LoFi Delphi releases Tilt at The Funhouse at Mr. Smalls on Dec. 1 | Pittsburgh City Paper

LoFi Delphi releases Tilt at The Funhouse at Mr. Smalls on Dec. 1

“We wanted something really poppy, really bright, really melodic.”

LoFi Delphi releases Tilt at The Funhouse at Mr. Smalls on Dec. 1
Photo by Joe Pucciarelli of Loop Photography
LoFi Delphi

On its third release, LoFi Delphi worked closely with J Vega, who runs Wilderness Studios, where the band recorded its new EP, TILT. Vega became something of a George Martin figure to the band, encouraging ideas and tweaking others. At one point during the sessions, he made an astute observation to bassist Andrew Belsick: “I think you’re going to have to change your band name, because this is the most hi-fi record I’ve ever made,” Vega said. He was right.

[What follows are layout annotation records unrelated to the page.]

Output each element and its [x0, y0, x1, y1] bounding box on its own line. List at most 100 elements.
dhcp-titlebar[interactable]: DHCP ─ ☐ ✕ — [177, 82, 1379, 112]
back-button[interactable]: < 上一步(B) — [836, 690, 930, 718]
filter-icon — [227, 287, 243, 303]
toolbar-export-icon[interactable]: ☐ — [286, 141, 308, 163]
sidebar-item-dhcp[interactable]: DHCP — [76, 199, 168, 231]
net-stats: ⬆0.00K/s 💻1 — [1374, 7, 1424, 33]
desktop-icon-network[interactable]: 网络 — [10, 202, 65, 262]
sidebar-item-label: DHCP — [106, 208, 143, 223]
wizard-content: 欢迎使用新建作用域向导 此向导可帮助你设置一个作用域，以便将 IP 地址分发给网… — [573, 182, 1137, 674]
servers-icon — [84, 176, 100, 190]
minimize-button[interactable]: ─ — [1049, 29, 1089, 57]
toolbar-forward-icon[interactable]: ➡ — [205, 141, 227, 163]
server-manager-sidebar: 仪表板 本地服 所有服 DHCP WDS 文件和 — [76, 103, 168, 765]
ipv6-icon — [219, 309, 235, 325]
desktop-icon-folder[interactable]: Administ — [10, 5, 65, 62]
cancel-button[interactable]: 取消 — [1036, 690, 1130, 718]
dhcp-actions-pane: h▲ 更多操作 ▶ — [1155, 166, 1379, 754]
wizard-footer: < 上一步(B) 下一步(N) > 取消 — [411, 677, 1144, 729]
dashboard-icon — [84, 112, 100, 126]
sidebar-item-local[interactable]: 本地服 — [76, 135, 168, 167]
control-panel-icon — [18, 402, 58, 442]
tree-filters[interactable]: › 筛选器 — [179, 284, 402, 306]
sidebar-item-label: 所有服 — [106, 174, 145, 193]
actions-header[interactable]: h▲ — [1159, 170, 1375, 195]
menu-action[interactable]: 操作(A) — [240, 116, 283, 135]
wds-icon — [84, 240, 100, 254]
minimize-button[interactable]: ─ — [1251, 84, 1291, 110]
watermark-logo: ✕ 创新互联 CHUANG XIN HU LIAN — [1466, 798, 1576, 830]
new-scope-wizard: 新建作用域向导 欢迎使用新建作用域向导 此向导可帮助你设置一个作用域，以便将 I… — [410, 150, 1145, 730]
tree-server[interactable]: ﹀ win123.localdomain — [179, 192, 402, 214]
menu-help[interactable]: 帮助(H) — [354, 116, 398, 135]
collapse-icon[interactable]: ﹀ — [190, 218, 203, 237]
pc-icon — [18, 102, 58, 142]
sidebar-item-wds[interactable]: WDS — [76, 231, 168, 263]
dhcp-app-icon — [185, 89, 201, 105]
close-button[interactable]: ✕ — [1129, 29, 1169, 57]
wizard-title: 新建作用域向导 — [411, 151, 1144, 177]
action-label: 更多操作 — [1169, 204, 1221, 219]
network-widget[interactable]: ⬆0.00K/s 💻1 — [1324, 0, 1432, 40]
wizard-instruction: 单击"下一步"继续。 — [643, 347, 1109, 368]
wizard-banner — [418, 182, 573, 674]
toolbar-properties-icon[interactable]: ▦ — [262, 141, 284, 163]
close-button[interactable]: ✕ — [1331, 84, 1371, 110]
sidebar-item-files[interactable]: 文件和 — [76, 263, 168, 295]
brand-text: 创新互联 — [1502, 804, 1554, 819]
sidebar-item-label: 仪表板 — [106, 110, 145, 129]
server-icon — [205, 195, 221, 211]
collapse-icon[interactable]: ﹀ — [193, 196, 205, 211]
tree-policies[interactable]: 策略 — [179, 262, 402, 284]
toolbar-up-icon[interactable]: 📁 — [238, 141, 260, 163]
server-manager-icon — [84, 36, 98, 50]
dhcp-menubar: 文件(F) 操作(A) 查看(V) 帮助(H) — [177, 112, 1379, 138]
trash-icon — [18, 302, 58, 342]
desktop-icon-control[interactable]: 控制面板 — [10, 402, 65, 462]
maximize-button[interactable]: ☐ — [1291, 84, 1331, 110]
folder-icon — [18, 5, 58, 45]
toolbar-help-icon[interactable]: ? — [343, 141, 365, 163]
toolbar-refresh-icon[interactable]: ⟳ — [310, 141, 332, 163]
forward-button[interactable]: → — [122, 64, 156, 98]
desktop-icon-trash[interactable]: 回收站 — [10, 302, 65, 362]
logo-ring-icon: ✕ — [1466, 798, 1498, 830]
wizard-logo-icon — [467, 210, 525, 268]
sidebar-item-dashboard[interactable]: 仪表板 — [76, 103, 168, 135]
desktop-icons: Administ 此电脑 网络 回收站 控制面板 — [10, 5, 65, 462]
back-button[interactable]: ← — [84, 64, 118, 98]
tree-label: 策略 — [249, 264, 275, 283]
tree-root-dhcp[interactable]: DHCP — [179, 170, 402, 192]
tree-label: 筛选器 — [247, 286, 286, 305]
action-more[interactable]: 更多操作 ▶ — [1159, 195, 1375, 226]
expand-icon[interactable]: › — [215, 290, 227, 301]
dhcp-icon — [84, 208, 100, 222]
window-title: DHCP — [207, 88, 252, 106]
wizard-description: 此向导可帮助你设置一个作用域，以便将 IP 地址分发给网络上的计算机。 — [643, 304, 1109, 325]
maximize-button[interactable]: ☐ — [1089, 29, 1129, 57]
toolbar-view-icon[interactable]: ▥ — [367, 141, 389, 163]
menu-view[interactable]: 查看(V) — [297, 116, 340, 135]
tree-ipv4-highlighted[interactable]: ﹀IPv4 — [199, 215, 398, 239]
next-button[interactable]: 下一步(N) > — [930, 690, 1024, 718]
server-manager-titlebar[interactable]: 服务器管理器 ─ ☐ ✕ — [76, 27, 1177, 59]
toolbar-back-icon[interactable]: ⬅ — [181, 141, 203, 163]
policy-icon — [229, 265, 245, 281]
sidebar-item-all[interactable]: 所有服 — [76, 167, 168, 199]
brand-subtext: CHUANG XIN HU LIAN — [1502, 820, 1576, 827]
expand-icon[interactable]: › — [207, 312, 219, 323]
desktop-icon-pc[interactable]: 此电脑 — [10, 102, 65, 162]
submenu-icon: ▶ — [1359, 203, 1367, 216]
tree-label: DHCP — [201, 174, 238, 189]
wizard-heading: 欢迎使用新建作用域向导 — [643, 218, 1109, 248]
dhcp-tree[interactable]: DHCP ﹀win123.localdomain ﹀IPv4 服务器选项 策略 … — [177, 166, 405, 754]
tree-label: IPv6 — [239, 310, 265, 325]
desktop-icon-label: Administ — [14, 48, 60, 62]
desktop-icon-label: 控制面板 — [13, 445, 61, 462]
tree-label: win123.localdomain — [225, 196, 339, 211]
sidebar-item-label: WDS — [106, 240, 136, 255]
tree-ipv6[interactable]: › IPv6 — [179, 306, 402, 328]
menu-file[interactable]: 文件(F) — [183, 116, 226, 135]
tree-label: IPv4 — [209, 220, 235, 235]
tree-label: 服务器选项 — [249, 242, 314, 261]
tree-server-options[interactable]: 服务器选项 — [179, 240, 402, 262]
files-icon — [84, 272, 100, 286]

Belsick and keyboardist/vocalist Becki Gallagher both say that LoFi Delphi plays pop music. Onstage, the hooks are immediately obvious, though they’re delivered with the power of a rock band. Gallagher’s keyboards add a bright sheen that complements the crunch of Andrew MacDonald’s guitar and the rhythm section of Belsick and drummer Tyler Jessup. MacDonald regularly sings harmonies behind Gallagher’s strong voice.

The band’s second CD, All the Quiet Ones, went heavy on moody atmosphere, so this time the members wanted to push the hooks to the forefront. “We wanted something really poppy, really bright, really melodic. And we wanted to be able to layer all the harmonies that we could come up with,” Gallagher says.

The band prepared for the sessions by playing demos for Vega, who knew immediately what approach to take. “Very early in the process, [Vega] said, ‘I want to try to do [what] The Cars [did], where you have a lead melody and just stack behind it, with three people singing the same harmony against that vocal melody,’” Belsick recalls. Along with Gallagher and MacDonald, the group brought in Maura Jacob (of Action Camp and Garter Shakes, which includes Gallagher) and singer-songwriter Jess Klein to contribute harmonies. 

“I had such a blast, because I felt like I was able to come out of my shell as a vocalist,” Gallagher says. It shows in the songs, which range from anthemic (“Buck”) to pure pop (“Phone”), climaxing with the six-minute title track that expands the template of a typical pop song. Besides performances, the upcoming CD-release show features a play-for-charity pinball game courtesy of Starport Arcade.